I was thinking of using decision trees, or maybe Support Vector Machines (SVMs) to allow for more features (from my understanding of them). This post suggests random forests instead of SVMs. Any thoughts?
Pragmatical approaches are welcome! (Theoretical ones, too, but those might be saved for later fun.)
Some context
We are trying to classify a corpus of many thousands of websites in 3 to 5 languages (maybe up to 10, but we're not sure).
We have training data in the form of hundreds of websites already classified. However, we may choose to use that data set or not -- if other categories make more sense, we're open to not using the training data that we have, since it is not something we gathered in the first place. We are on the final stages of scraping data/text from websites.
Now we must decide on the issues above. I have done some work with the Brown Corpus and the Brill tagger, but this will not work because of the multiple-languages issue.
We intend to use the Orange machine learning package.
According to the context you have provided, this is a supervised learning problem.
Therefore, you are doing classification, not clustering. If I misunderstood, please update your question to say so.
I would start with the simplest features, namely tokenize the unicode text of the pages, and use a dictionary to translate every new token to a number, and simply consider the existence of a token as a feature.
Next, I would use the simplest algorithm I can - I tend to go with Naive Bayes, but if you have an easy way to run SVM this is also nice.
Compare your results with some baseline - say assigning the most frequent class to all the pages.
Is the simplest approach good enough? If not, start iterating over algorithms and features.
If you go the supervised route, then the fact that the web pages are in multiple languages shouldn't make a difference. If you go with, say lexical features (bag-o'-words style) then each language will end up yielding disjoint sets of features, but that's okay. All of the standard algorithms will likely give comparable results, so just pick one and go with it. I agree with Yuval that Naive Bayes is a good place to start, and only if that doesn't meet your needs that try something like SVMs or random forests.

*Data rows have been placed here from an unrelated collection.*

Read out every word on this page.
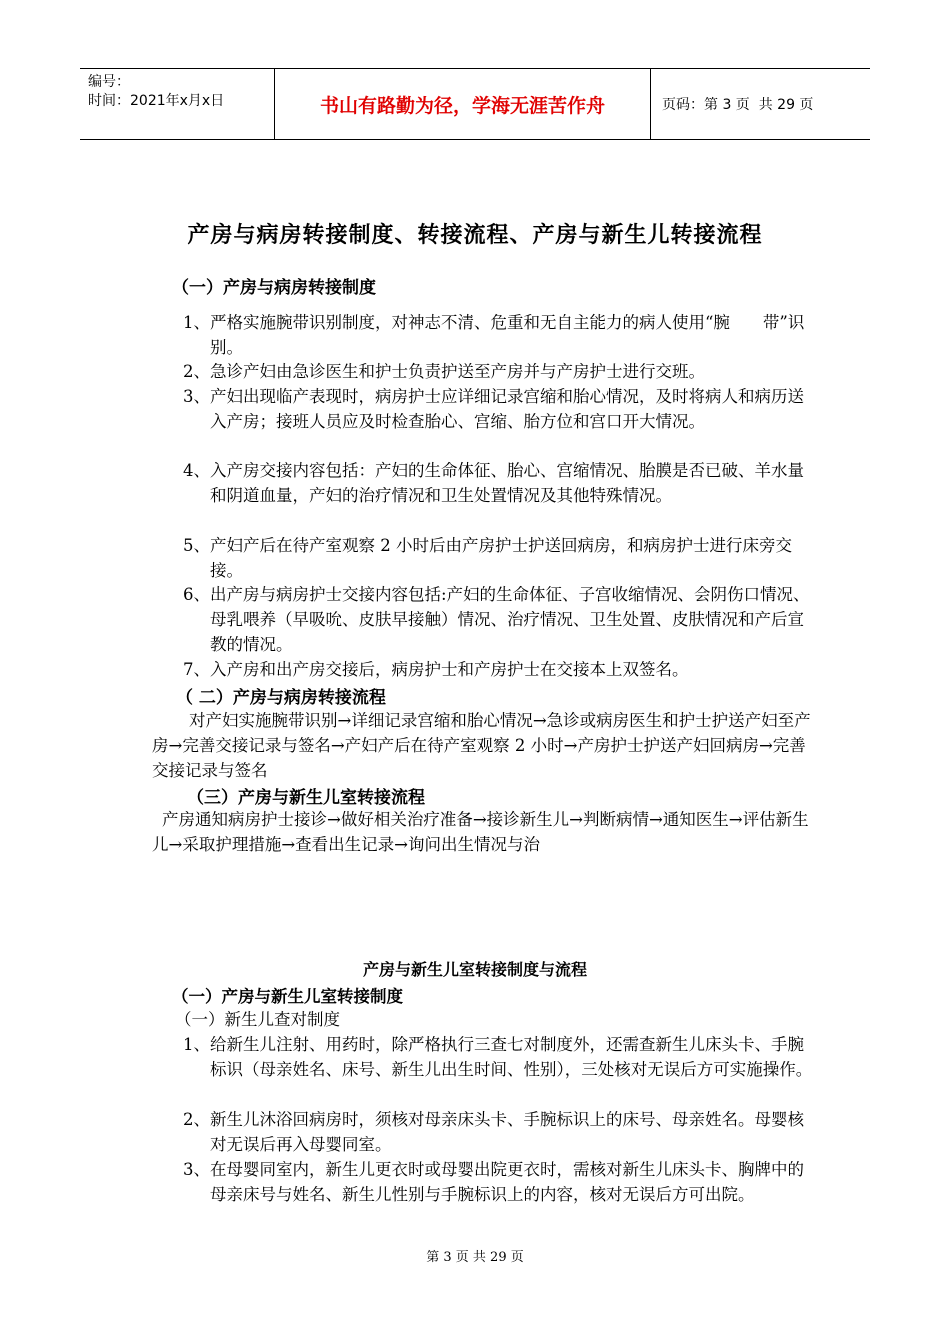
编号：
时间：2021年x月x日	书山有路勤为径，学海无涯苦作舟	页码：第 3 页  共 29 页
产房与病房转接制度、转接流程、产房与新生儿转接流程
（一）产房与病房转接制度
1、严格实施腕带识别制度，对神志不清、危重和无自主能力的病人使用“腕　　带”识别。
2、急诊产妇由急诊医生和护士负责护送至产房并与产房护士进行交班。
3、产妇出现临产表现时，病房护士应详细记录宫缩和胎心情况，及时将病人和病历送入产房；接班人员应及时检查胎心、宫缩、胎方位和宫口开大情况。
4、入产房交接内容包括：产妇的生命体征、胎心、宫缩情况、胎膜是否已破、羊水量和阴道血量，产妇的治疗情况和卫生处置情况及其他特殊情况。
5、产妇产后在待产室观察 2 小时后由产房护士护送回病房，和病房护士进行床旁交接。
6、出产房与病房护士交接内容包括:产妇的生命体征、子宫收缩情况、会阴伤口情况、母乳喂养（早吸吮、皮肤早接触）情况、治疗情况、卫生处置、皮肤情况和产后宣教的情况。
7、入产房和出产房交接后，病房护士和产房护士在交接本上双签名。
（ 二）产房与病房转接流程
对产妇实施腕带识别→详细记录宫缩和胎心情况→急诊或病房医生和护士护送产妇至产房→完善交接记录与签名→产妇产后在待产室观察 2 小时→产房护士护送产妇回病房→完善交接记录与签名
（三）产房与新生儿室转接流程
产房通知病房护士接诊→做好相关治疗准备→接诊新生儿→判断病情→通知医生→评估新生儿→采取护理措施→查看出生记录→询问出生情况与治
产房与新生儿室转接制度与流程
（一）产房与新生儿室转接制度
（一）新生儿查对制度
1、给新生儿注射、用药时，除严格执行三查七对制度外，还需查新生儿床头卡、手腕标识（母亲姓名、床号、新生儿出生时间、性别），三处核对无误后方可实施操作。
2、新生儿沐浴回病房时，须核对母亲床头卡、手腕标识上的床号、母亲姓名。母婴核对无误后再入母婴同室。
3、在母婴同室内，新生儿更衣时或母婴出院更衣时，需核对新生儿床头卡、胸牌中的母亲床号与姓名、新生儿性别与手腕标识上的内容，核对无误后方可出院。
第 3 页 共 29 页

If you go the unsupervised route, though, the fact that the texts aren't all in the same language might be a big problem. Any reasonable clustering algorithm will first group the texts by language, and then within each language cluster by something like topic (if you're using content words as features). Whether that's a bug or a feature will depend entirely on why you want to classify these texts. If the point is to group documents by topic, irrespective of language, then it's no good. But if you're okay with having different categories for each language, then yeah, you've just got as many separate classification problems as you have languages.
If you do want a unified set of classes, then you'll need some way to link similar documents across languages. Are there any documents in more that one language? If so, you could use them as a kind of statistical Rosetta Stone, to link words in different languages. Then, using something like Latent Semantic Analysis, you could extend that to second-order relations: words in different languages that don't ever occur in the same document, but which tend to co-occur with words which do. Or maybe you could use something like anchor text or properties of the URLs to assign a rough classification to documents in a language-independent manner and use that as a way to get started.
But, honestly, it seems strange to go into a classification problem without a clear idea of what the classes are (or at least what would count as a good classification). Coming up with the classes is the hard part, and it's the part that'll determine whether the project is a success or failure. The actual algorithmic part is fairly rote.
Main answer is: try different approaches. Without actual testing it's very hard to predict what method will give best results. So, I'll just suggest some methods that I would try first and describe their pros and cons.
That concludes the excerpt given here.